Le niveau élevé de dissimulation, d’ancrage mental et de harcèlement des forces de Défense et de sécurité dans ces régions, relativise la probabilité d’une menace qui resterait résiduelle et exogène. Malgré leur infériorité en équipement, formation et nombre, les groupuscules ont amorcé, au Nord du pays, une étape décisive de leur conquête ; la réserve des jeunes envers l’offre jihadiste commence à se dissiper. En dépit de la modicité des moyens disponibles, le recrutement s’appuie aussi sur des promesses à portée de réalisation ici-bas ; l’appât des motocyclettes et d’argent s’enrichit de l’assistance et de la prise en charge, au bénéfice de la famille du combattant, mort  pour Dieu, voire de l’informateur arrêté.

Conclusion

Après le choc des attaques de Grand-Bassam en 2016 et de juin 2021 au Nord, l’agressivité, la répétition et l’incrustation à l’intérieur de la brousse changent la nature du péril. Son « endogénéité » devient une évidence empirique. L’évolution – récente mais peu assise – invite à un changement de paradigme.  Il importe de conjuguer, en parallèle du renseignement factuel, la veille et la détection des signes de radicalité dans la société et pas seulement à proximité de la zone de combat.
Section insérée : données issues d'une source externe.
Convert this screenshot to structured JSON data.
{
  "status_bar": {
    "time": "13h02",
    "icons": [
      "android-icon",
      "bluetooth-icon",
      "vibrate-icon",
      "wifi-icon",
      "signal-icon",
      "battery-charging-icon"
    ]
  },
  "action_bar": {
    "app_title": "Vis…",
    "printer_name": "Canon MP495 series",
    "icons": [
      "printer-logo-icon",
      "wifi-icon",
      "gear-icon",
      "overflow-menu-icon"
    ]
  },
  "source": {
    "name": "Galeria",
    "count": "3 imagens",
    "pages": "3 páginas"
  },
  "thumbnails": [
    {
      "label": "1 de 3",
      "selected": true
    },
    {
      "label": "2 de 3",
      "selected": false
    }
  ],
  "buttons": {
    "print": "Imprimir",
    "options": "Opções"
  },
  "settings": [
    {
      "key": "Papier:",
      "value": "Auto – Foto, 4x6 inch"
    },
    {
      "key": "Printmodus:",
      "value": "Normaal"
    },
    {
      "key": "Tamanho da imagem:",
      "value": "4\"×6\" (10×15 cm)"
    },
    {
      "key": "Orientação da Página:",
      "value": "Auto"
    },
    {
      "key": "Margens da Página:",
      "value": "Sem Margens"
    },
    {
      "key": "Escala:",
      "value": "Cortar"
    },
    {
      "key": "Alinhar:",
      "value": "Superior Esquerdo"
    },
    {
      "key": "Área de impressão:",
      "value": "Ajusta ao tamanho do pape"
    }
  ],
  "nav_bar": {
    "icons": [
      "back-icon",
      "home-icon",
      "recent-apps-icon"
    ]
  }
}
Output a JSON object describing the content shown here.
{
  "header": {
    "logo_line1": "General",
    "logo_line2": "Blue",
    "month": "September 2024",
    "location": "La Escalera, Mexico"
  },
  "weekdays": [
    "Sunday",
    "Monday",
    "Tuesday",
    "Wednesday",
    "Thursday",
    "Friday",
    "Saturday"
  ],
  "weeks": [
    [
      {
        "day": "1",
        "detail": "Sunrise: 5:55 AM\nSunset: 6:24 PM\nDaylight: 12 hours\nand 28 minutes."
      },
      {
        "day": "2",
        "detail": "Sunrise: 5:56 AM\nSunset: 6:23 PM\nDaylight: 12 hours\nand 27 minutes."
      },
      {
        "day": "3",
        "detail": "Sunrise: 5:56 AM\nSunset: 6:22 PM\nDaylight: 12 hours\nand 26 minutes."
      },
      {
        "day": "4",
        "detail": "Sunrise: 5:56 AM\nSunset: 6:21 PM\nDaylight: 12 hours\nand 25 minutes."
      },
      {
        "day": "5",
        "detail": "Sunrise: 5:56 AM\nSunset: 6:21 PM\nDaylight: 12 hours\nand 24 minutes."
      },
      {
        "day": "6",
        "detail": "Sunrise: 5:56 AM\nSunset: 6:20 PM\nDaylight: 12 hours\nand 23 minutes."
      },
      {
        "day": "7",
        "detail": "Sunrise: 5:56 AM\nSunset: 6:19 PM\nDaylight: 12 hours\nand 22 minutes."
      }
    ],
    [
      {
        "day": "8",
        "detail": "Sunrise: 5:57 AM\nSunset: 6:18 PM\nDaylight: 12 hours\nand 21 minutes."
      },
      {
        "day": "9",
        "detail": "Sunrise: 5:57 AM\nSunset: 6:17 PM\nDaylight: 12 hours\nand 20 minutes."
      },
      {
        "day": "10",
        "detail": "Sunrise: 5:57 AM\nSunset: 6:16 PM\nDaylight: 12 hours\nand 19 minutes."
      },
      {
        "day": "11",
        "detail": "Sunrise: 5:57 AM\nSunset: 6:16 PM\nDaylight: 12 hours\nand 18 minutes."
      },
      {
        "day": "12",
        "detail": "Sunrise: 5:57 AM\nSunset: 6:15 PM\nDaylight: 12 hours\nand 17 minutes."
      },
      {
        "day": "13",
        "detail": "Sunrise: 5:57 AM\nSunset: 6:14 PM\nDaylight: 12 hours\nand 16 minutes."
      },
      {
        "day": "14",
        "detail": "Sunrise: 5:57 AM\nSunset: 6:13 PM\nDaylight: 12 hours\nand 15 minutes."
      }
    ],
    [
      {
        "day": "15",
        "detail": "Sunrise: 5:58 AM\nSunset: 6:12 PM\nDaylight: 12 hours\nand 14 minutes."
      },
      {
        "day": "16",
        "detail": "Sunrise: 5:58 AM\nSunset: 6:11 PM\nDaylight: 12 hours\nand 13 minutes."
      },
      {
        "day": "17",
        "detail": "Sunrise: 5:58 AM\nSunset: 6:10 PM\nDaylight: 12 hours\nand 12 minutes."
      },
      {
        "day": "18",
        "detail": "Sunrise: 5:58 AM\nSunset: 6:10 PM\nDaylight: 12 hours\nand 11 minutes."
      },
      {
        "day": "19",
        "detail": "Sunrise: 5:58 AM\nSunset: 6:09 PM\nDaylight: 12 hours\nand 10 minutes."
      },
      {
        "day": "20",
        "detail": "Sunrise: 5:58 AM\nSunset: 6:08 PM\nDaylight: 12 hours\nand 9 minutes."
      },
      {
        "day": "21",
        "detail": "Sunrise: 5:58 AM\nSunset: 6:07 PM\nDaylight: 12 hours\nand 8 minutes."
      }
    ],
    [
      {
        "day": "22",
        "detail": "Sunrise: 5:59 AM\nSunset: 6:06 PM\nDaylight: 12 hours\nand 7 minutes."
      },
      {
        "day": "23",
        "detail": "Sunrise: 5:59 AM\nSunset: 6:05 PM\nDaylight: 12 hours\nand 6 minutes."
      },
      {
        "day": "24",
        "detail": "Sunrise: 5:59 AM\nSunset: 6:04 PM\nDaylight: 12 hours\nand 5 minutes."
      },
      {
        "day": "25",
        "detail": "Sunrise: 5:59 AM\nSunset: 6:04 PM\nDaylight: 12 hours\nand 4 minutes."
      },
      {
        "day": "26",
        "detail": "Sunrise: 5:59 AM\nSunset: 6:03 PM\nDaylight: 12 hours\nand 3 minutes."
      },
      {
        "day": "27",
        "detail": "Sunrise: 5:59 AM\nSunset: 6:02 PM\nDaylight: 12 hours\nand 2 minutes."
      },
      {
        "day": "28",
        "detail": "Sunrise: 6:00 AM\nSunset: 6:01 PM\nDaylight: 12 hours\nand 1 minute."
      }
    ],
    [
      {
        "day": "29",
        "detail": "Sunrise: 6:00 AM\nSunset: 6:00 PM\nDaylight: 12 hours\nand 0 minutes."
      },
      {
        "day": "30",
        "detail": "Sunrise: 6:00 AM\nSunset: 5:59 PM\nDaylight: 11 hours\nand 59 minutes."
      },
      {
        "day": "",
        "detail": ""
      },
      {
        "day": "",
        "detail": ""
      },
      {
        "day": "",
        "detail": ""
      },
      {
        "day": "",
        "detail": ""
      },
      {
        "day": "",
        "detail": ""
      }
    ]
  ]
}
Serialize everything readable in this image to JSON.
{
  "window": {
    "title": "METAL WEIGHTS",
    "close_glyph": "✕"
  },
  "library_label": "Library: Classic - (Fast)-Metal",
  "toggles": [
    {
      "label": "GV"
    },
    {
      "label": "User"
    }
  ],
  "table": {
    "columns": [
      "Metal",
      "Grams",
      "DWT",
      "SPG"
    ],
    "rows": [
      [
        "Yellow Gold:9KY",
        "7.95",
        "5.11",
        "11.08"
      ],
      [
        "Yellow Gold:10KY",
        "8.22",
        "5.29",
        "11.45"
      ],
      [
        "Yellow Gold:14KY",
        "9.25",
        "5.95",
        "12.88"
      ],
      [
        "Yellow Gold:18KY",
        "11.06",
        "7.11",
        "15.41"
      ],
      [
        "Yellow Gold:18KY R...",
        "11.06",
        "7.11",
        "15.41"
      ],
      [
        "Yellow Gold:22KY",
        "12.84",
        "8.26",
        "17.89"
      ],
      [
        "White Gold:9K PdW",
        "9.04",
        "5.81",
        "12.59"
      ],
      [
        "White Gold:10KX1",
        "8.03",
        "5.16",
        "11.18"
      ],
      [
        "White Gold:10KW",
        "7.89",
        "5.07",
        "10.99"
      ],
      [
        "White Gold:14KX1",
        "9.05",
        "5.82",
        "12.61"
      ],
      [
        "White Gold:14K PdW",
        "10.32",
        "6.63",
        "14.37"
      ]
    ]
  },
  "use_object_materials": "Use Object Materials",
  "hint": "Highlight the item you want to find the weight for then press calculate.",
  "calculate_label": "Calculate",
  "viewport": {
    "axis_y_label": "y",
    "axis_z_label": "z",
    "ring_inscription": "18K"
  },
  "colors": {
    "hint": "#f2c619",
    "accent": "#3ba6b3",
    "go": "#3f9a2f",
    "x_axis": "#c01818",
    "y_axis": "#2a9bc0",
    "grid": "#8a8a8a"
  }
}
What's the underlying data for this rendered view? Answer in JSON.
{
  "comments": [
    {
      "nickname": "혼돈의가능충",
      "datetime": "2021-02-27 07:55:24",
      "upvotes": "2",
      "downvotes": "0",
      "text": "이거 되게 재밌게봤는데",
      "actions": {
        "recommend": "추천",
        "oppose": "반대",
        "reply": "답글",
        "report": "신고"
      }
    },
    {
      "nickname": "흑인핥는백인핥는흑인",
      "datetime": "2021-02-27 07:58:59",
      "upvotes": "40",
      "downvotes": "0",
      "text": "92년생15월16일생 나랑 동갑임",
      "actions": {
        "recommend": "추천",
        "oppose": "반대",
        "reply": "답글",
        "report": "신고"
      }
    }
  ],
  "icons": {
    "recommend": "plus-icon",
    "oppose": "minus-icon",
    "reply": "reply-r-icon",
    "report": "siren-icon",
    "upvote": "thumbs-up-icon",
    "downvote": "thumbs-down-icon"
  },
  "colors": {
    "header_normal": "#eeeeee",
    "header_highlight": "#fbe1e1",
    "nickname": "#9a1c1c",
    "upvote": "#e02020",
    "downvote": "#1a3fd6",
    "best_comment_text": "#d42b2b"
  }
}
A moins de cécité volontaire, la riposte idéologique tient du bon sens et de la prévision, si l’on pense aux perspectives de la relève jihadiste. De surcroît, le mode opératoire des combattants du Jihad impose des mesures de prophylaxie immédiate. Il s’agit, entre autres, d’interdire la circulation de convois de motocyclette de plus de trois passagers et la fermeture définitive des sites d’orpaillage, une de leurs sources de revenus. L’orpaillage, en dehors du préjudice écologique de long terme, est devenu un enjeu de sécurité nationale et mérite d’être ainsi traité.  

Par-delà les tentatives de renforcement du front intérieur, toutes menées sans trop de succès en matière de réconciliation, le danger du moment offre l’opportunité, pour les Ivoiriens, de renforcer l’adhésion à la république laïque, grâce aux ressources de la solidarité et du patriotisme. La défense d’une cité, au sens grec du terme, requiert l’identification et la mise en accusation explicite de l’ennemi, auprès de la population, avec le concours des sommités religieuses et de la société civile. L’entreprise, sous peine d’échec, ne saurait s’accommoder de la langue de bois, des périphrases ni du ménagement de la susceptibilité d’acteurs confessionnels. Quand la violence aveugle frappe en prévision d’une brutalité exponentielle, la lucidité et l’instinct de survie commandent de ne pas trop sacrifier aux politesses suicidaires……

 

Lassina Diarra, chercheur sur islamisme et terrorisme en Afrique de l’ouest,

Centre4s.org et secrétaire exécutif observatoire ivoirien de l’extrémisme et de la laïcité.